Le président américain Donald Trump a concocté un plan de paix pour Ghaza. Exposé en 20 points, le plan, d’abord fuité dans la presse américaine avant que l’administration Trump ne l’assume et le rende public, esquisse, au-delà des questions techniques, des perspectives politiques incertaines. L’échec sera, encore une fois, difficile à éviter.
Le plan de Trump nécessite, pour aboutir, son acceptation à la fois par Israël et par le Hamas palestinien. Or, rien n’est moins sûr. Même le Premier ministre israélien, Benyamin Netanyahou, qui semblait trouver le plan convenable, après avoir été travaillé au corps, lundi, par le président américain, s’est réveillé, mardi, avec une autre opinion.
Ce n’est certainement pas la nuit qui lui a porté conseil pour se réveiller moins enthousiasmé que la veille par la proposition de son allié américain. C’est la levée de boucliers de l’extrême droite israélienne, orchestrée y compris par des voix au sein de son gouvernement, qui a contraint Netanyahou à marquer le pas.

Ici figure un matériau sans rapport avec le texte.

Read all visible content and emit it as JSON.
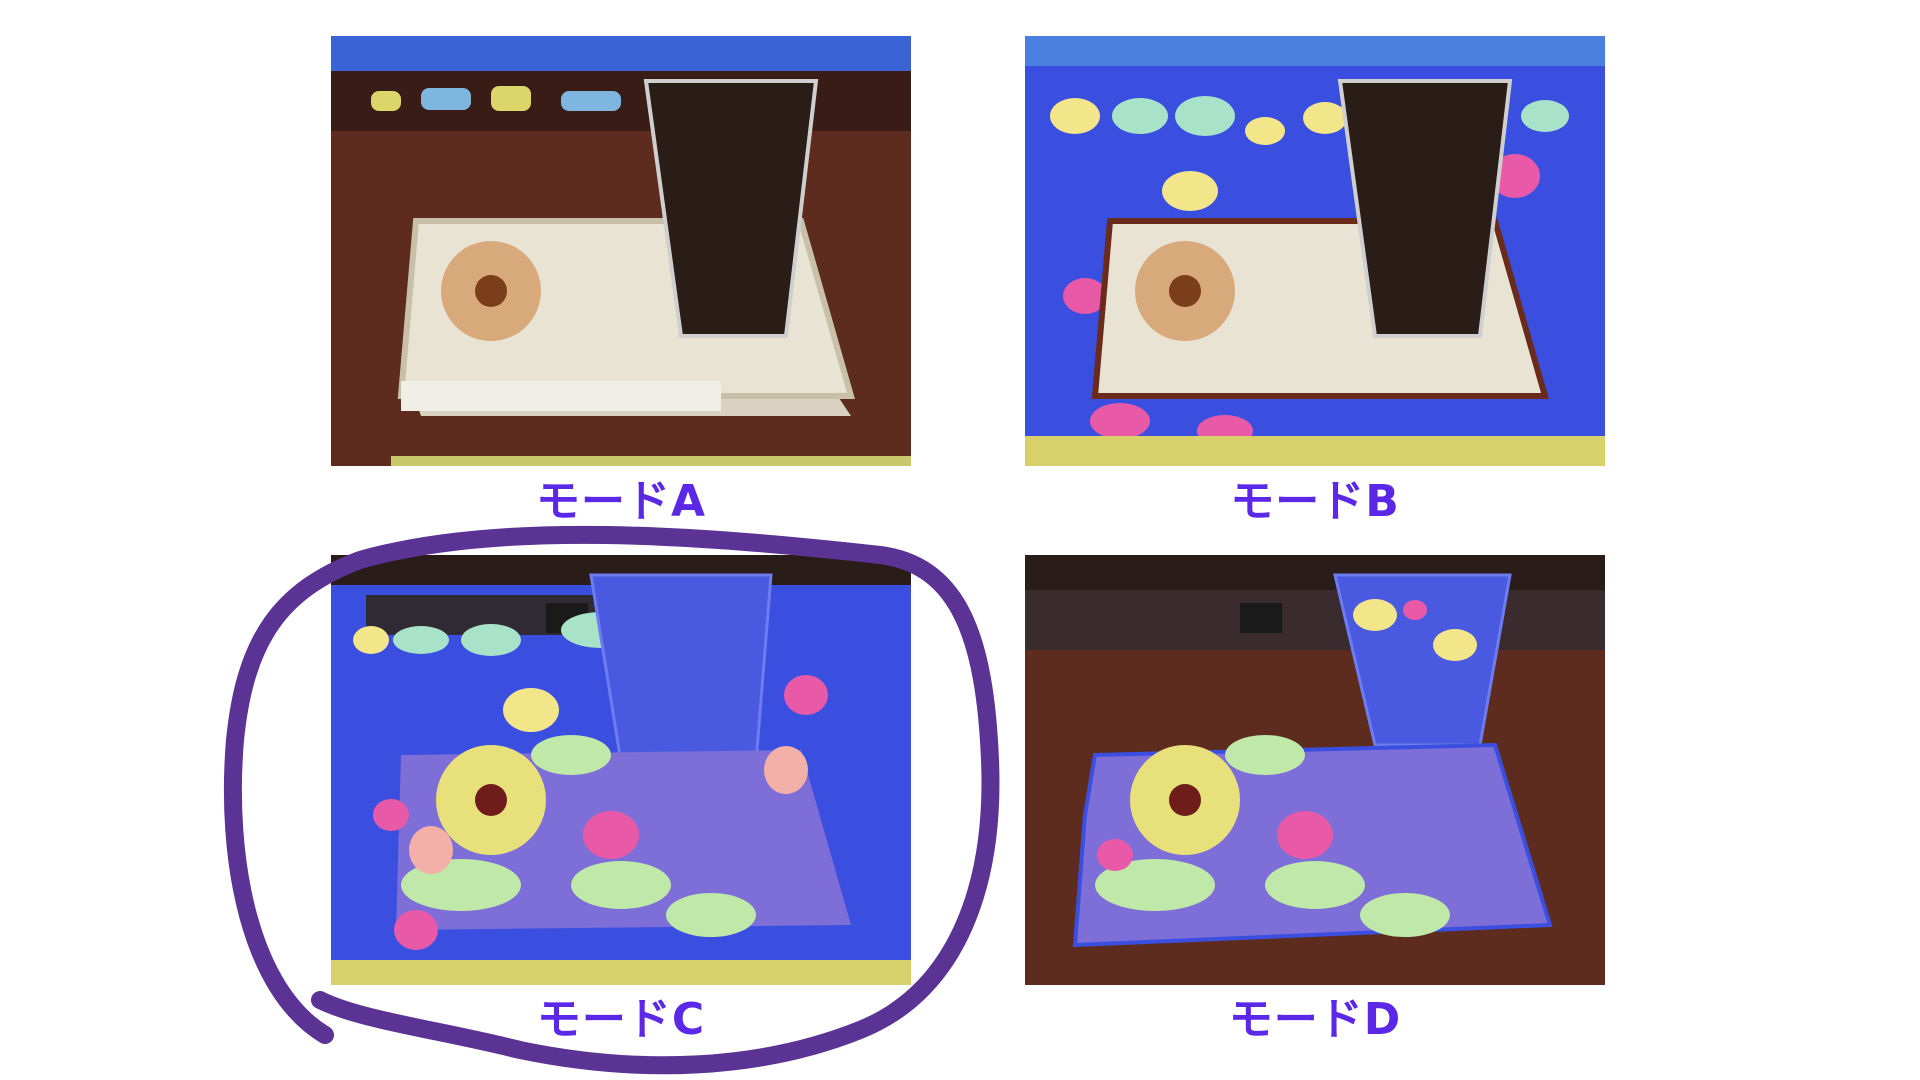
{
  "panels": [
    {
      "id": "a",
      "label": "モードA"
    },
    {
      "id": "b",
      "label": "モードB"
    },
    {
      "id": "c",
      "label": "モードC"
    },
    {
      "id": "d",
      "label": "モードD"
    }
  ],
  "colors": {
    "label": "#5a28e6",
    "highlight_circle": "#5b3394",
    "overlay_blue": "#3a4fe0",
    "table_brown": "#5a2a1c"
  },
  "highlighted_panel": "c"
}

« Je n’ai pas accepté du tout un État palestinien », a affirmé, mardi matin, Benyamin Netanyahou, comme pour signifier qu’il émettait une réserve au plan de Donald Trump pour Ghaza. Et la réserve n’est pas d’ordre technique. Elle concerne la « création » de l’État palestinien dont, à l’évidence, le Premier ministre israélien ne veut pas.
Il faut dire que l’extrême droite israélienne reste radicalement opposée à l’existence d’un État palestinien. Pour elle, le plan de Trump ne propose rien d’autre qu’un retour au processus d’Oslo de 1993. Un processus inabouti, faut-il le rappeler.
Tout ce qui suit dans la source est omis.